Arindam Ghosh is an Indian experimental condensed matter physicist and a professor in the Department of Physics, Indian Institute of Science, Bangalore, India. He was awarded the Shanti Swarup Bhatnagar Prize for science and technology, the highest science award in India, for the year 2012 in physical sciences category. In 2020, he was awarded the Infosys Prize for Physical Science, the most prestigious award that recognizes achievements in science and research, in India.

==Education and career==
Ghosh obtained his BSc degree with physics honours from St. Xaviers College, Kolkata which was then part of the Calcutta University (1991). Following the graduation, he became an Integrated PhD student at IISc, Bangalore where he did his masters (1994) and PhD (1999) in Physics. He was then a postdoctoral research associate at the University of Cambridge, UK (2000–2005). Ghosh then came back to IISc to take up a position as an assistant professor (2005–2011) followed by an associate professor (2011–2017). In 2017, he was promoted to a full professor of physics at the Department of Physics, IISc Bangalore.

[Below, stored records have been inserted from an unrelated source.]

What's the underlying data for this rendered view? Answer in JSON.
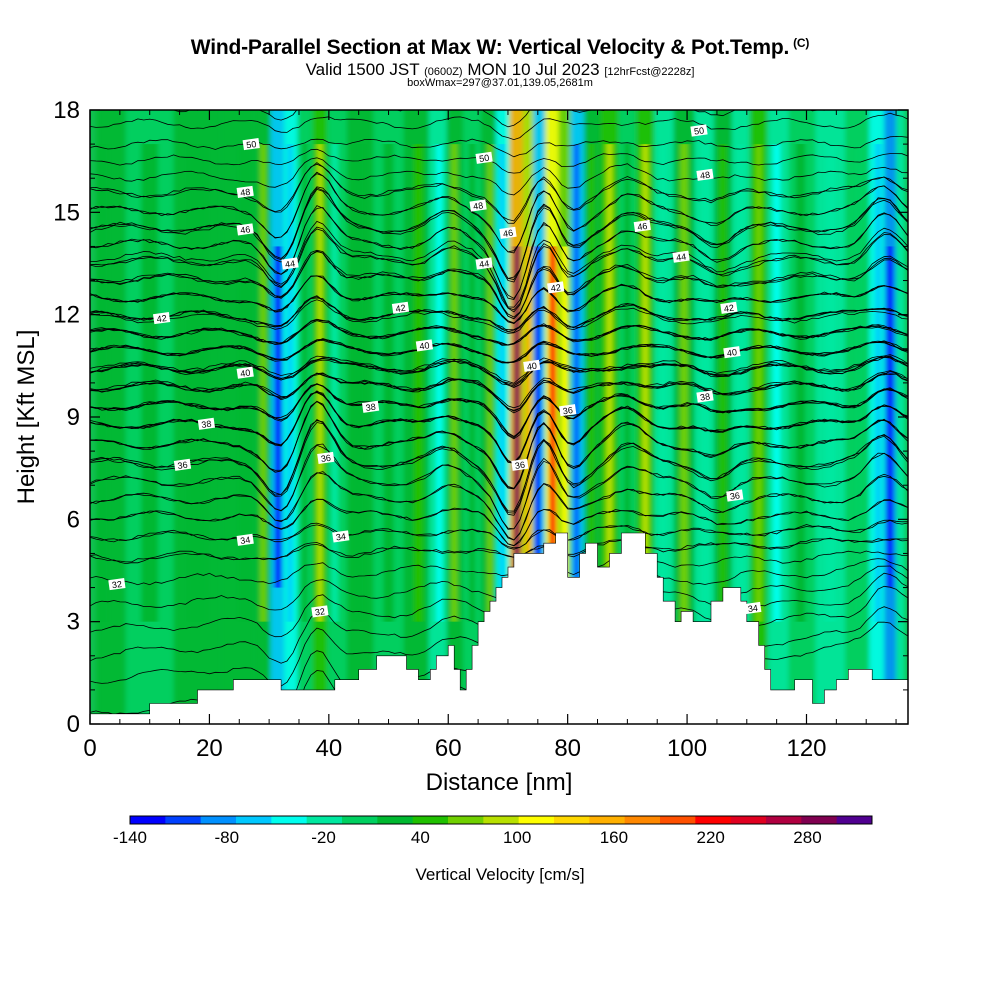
{
  "header": {
    "title": "Wind-Parallel Section at Max W: Vertical Velocity & Pot.Temp.",
    "copyright": "(C)",
    "subtitle_main_a": "Valid 1500 JST",
    "subtitle_small_a": "(0600Z)",
    "subtitle_main_b": "MON 10 Jul 2023",
    "subtitle_small_b": "[12hrFcst@2228z]",
    "subtitle3": "boxWmax=297@37.01,139.05,2681m"
  },
  "chart_data": {
    "type": "heatmap",
    "title": "Wind-Parallel Section at Max W: Vertical Velocity & Pot.Temp.",
    "xlabel": "Distance [nm]",
    "ylabel": "Height [Kft MSL]",
    "xlim": [
      0,
      137
    ],
    "ylim": [
      0,
      18
    ],
    "x_ticks": [
      0,
      20,
      40,
      60,
      80,
      100,
      120
    ],
    "y_ticks": [
      0,
      3,
      6,
      9,
      12,
      15,
      18
    ],
    "grid": false,
    "colorbar": {
      "label": "Vertical Velocity [cm/s]",
      "tick_labels": [
        "-140",
        "-80",
        "-20",
        "40",
        "100",
        "160",
        "220",
        "280"
      ],
      "tick_values": [
        -140,
        -80,
        -20,
        40,
        100,
        160,
        220,
        280
      ],
      "min": -140,
      "max": 320,
      "colors": [
        "#0000ff",
        "#0040ff",
        "#0090ff",
        "#00c8ff",
        "#00ffee",
        "#00e8a0",
        "#00d060",
        "#00b830",
        "#20c000",
        "#70d000",
        "#b8e000",
        "#ffff00",
        "#ffd800",
        "#ffb000",
        "#ff8800",
        "#ff5000",
        "#ff0000",
        "#e00020",
        "#b00040",
        "#800050",
        "#500090"
      ]
    },
    "columns": [
      {
        "x": 2,
        "w": 25
      },
      {
        "x": 10,
        "w": 20
      },
      {
        "x": 18,
        "w": 25
      },
      {
        "x": 26,
        "w": 30
      },
      {
        "x": 29,
        "w": 60
      },
      {
        "x": 31.5,
        "w": -120
      },
      {
        "x": 33.5,
        "w": -60
      },
      {
        "x": 36,
        "w": 20
      },
      {
        "x": 38.5,
        "w": 80
      },
      {
        "x": 41,
        "w": -10
      },
      {
        "x": 45,
        "w": 30
      },
      {
        "x": 50,
        "w": 20
      },
      {
        "x": 55,
        "w": 40
      },
      {
        "x": 58.5,
        "w": -50
      },
      {
        "x": 61,
        "w": 60
      },
      {
        "x": 64,
        "w": 20
      },
      {
        "x": 67,
        "w": 60
      },
      {
        "x": 69,
        "w": -60
      },
      {
        "x": 71.5,
        "w": 297
      },
      {
        "x": 73.5,
        "w": 160
      },
      {
        "x": 75,
        "w": -120
      },
      {
        "x": 77.5,
        "w": 220
      },
      {
        "x": 79.5,
        "w": 120
      },
      {
        "x": 81.5,
        "w": -100
      },
      {
        "x": 84,
        "w": 40
      },
      {
        "x": 87,
        "w": 80
      },
      {
        "x": 90,
        "w": 20
      },
      {
        "x": 93,
        "w": 90
      },
      {
        "x": 96,
        "w": -20
      },
      {
        "x": 99.5,
        "w": 60
      },
      {
        "x": 103,
        "w": -20
      },
      {
        "x": 106,
        "w": 50
      },
      {
        "x": 109,
        "w": -30
      },
      {
        "x": 112,
        "w": 70
      },
      {
        "x": 115,
        "w": -40
      },
      {
        "x": 119,
        "w": 20
      },
      {
        "x": 124,
        "w": -30
      },
      {
        "x": 129,
        "w": 10
      },
      {
        "x": 132,
        "w": -60
      },
      {
        "x": 134,
        "w": -140
      },
      {
        "x": 136,
        "w": -30
      }
    ],
    "terrain": [
      [
        0,
        0.3
      ],
      [
        10,
        0.3
      ],
      [
        10,
        0.6
      ],
      [
        18,
        0.6
      ],
      [
        18,
        1.0
      ],
      [
        24,
        1.0
      ],
      [
        24,
        1.3
      ],
      [
        32,
        1.3
      ],
      [
        32,
        1.0
      ],
      [
        41,
        1.0
      ],
      [
        41,
        1.3
      ],
      [
        45,
        1.3
      ],
      [
        45,
        1.6
      ],
      [
        48,
        1.6
      ],
      [
        48,
        2.0
      ],
      [
        53,
        2.0
      ],
      [
        53,
        1.6
      ],
      [
        55,
        1.6
      ],
      [
        55,
        1.3
      ],
      [
        57,
        1.3
      ],
      [
        57,
        1.6
      ],
      [
        58,
        1.6
      ],
      [
        58,
        2.0
      ],
      [
        60,
        2.0
      ],
      [
        60,
        2.3
      ],
      [
        61,
        2.3
      ],
      [
        61,
        1.6
      ],
      [
        62,
        1.6
      ],
      [
        62,
        1.0
      ],
      [
        63,
        1.0
      ],
      [
        63,
        1.6
      ],
      [
        64,
        1.6
      ],
      [
        64,
        2.3
      ],
      [
        65,
        2.3
      ],
      [
        65,
        3.0
      ],
      [
        66,
        3.0
      ],
      [
        66,
        3.3
      ],
      [
        67,
        3.3
      ],
      [
        67,
        3.6
      ],
      [
        68,
        3.6
      ],
      [
        68,
        4.0
      ],
      [
        69,
        4.0
      ],
      [
        69,
        4.3
      ],
      [
        70,
        4.3
      ],
      [
        70,
        4.6
      ],
      [
        71,
        4.6
      ],
      [
        71,
        5.0
      ],
      [
        76,
        5.0
      ],
      [
        76,
        5.3
      ],
      [
        78,
        5.3
      ],
      [
        78,
        5.6
      ],
      [
        80,
        5.6
      ],
      [
        80,
        4.3
      ],
      [
        82,
        4.3
      ],
      [
        82,
        5.0
      ],
      [
        83,
        5.0
      ],
      [
        83,
        5.3
      ],
      [
        85,
        5.3
      ],
      [
        85,
        4.6
      ],
      [
        87,
        4.6
      ],
      [
        87,
        5.0
      ],
      [
        89,
        5.0
      ],
      [
        89,
        5.6
      ],
      [
        93,
        5.6
      ],
      [
        93,
        5.0
      ],
      [
        95,
        5.0
      ],
      [
        95,
        4.3
      ],
      [
        96,
        4.3
      ],
      [
        96,
        3.6
      ],
      [
        98,
        3.6
      ],
      [
        98,
        3.0
      ],
      [
        99,
        3.0
      ],
      [
        99,
        3.3
      ],
      [
        101,
        3.3
      ],
      [
        101,
        3.0
      ],
      [
        104,
        3.0
      ],
      [
        104,
        3.6
      ],
      [
        106,
        3.6
      ],
      [
        106,
        4.0
      ],
      [
        109,
        4.0
      ],
      [
        109,
        3.6
      ],
      [
        110,
        3.6
      ],
      [
        110,
        3.0
      ],
      [
        112,
        3.0
      ],
      [
        112,
        2.3
      ],
      [
        113,
        2.3
      ],
      [
        113,
        1.6
      ],
      [
        114,
        1.6
      ],
      [
        114,
        1.0
      ],
      [
        118,
        1.0
      ],
      [
        118,
        1.3
      ],
      [
        121,
        1.3
      ],
      [
        121,
        0.6
      ],
      [
        123,
        0.6
      ],
      [
        123,
        1.0
      ],
      [
        125,
        1.0
      ],
      [
        125,
        1.3
      ],
      [
        127,
        1.3
      ],
      [
        127,
        1.6
      ],
      [
        131,
        1.6
      ],
      [
        131,
        1.3
      ],
      [
        137,
        1.3
      ]
    ],
    "contours": [
      {
        "label": "32",
        "base": 2.2,
        "label_x": 4.5
      },
      {
        "label": "34",
        "base": 5.1,
        "label_x": 26
      },
      {
        "label": "36",
        "base": 7.6,
        "label_x": 15
      },
      {
        "label": "38",
        "base": 8.8,
        "label_x": 19
      },
      {
        "label": "40",
        "base": 10.5,
        "label_x": 26
      },
      {
        "label": "42",
        "base": 11.9,
        "label_x": 12
      },
      {
        "label": "44",
        "base": 13.7,
        "label_x": 33
      },
      {
        "label": "46",
        "base": 14.5,
        "label_x": 26
      },
      {
        "label": "48",
        "base": 15.6,
        "label_x": 26
      },
      {
        "label": "50",
        "base": 17.0,
        "label_x": 27
      }
    ],
    "contour_labels": [
      {
        "text": "50",
        "x": 27,
        "y": 17.0
      },
      {
        "text": "48",
        "x": 26,
        "y": 15.6
      },
      {
        "text": "46",
        "x": 26,
        "y": 14.5
      },
      {
        "text": "44",
        "x": 33.5,
        "y": 13.5
      },
      {
        "text": "42",
        "x": 12,
        "y": 11.9
      },
      {
        "text": "40",
        "x": 26,
        "y": 10.3
      },
      {
        "text": "38",
        "x": 19.5,
        "y": 8.8
      },
      {
        "text": "36",
        "x": 15.5,
        "y": 7.6
      },
      {
        "text": "34",
        "x": 26,
        "y": 5.4
      },
      {
        "text": "32",
        "x": 4.5,
        "y": 4.1
      },
      {
        "text": "38",
        "x": 47,
        "y": 9.3
      },
      {
        "text": "40",
        "x": 56,
        "y": 11.1
      },
      {
        "text": "42",
        "x": 52,
        "y": 12.2
      },
      {
        "text": "36",
        "x": 39.5,
        "y": 7.8
      },
      {
        "text": "34",
        "x": 42,
        "y": 5.5
      },
      {
        "text": "32",
        "x": 38.5,
        "y": 3.3
      },
      {
        "text": "50",
        "x": 66,
        "y": 16.6
      },
      {
        "text": "48",
        "x": 65,
        "y": 15.2
      },
      {
        "text": "46",
        "x": 70,
        "y": 14.4
      },
      {
        "text": "44",
        "x": 66,
        "y": 13.5
      },
      {
        "text": "40",
        "x": 74,
        "y": 10.5
      },
      {
        "text": "36",
        "x": 72,
        "y": 7.6
      },
      {
        "text": "42",
        "x": 78,
        "y": 12.8
      },
      {
        "text": "36",
        "x": 80,
        "y": 9.2
      },
      {
        "text": "50",
        "x": 102,
        "y": 17.4
      },
      {
        "text": "48",
        "x": 103,
        "y": 16.1
      },
      {
        "text": "46",
        "x": 92.5,
        "y": 14.6
      },
      {
        "text": "44",
        "x": 99,
        "y": 13.7
      },
      {
        "text": "42",
        "x": 107,
        "y": 12.2
      },
      {
        "text": "40",
        "x": 107.5,
        "y": 10.9
      },
      {
        "text": "38",
        "x": 103,
        "y": 9.6
      },
      {
        "text": "36",
        "x": 108,
        "y": 6.7
      },
      {
        "text": "34",
        "x": 111,
        "y": 3.4
      }
    ]
  }
}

During his tenure at IISc, he was also a visiting research fellow in Nanotechnology at T J Watson
Research Center of IBM, Yorktown Heights, New York, US (May 2009 – Sept 2009).

== Awards ==
In December 2020, he received the Infosys Prize for Physical Sciences for his development of atomically thin two-dimensional semiconductors to build a new generation of functional electronic, thermoelectric and optoelectronic devices.

==Research==
His current research interests include the transport properties of two-dimensional electronic systems in semiconductors, carbon-based low-dimensional systems, optoelectronic properties of atomically-thin semiconductor membranes, magnetic nanostructures, and structural stability of nanoscale systems such as metallic nanowires and nanoparticles.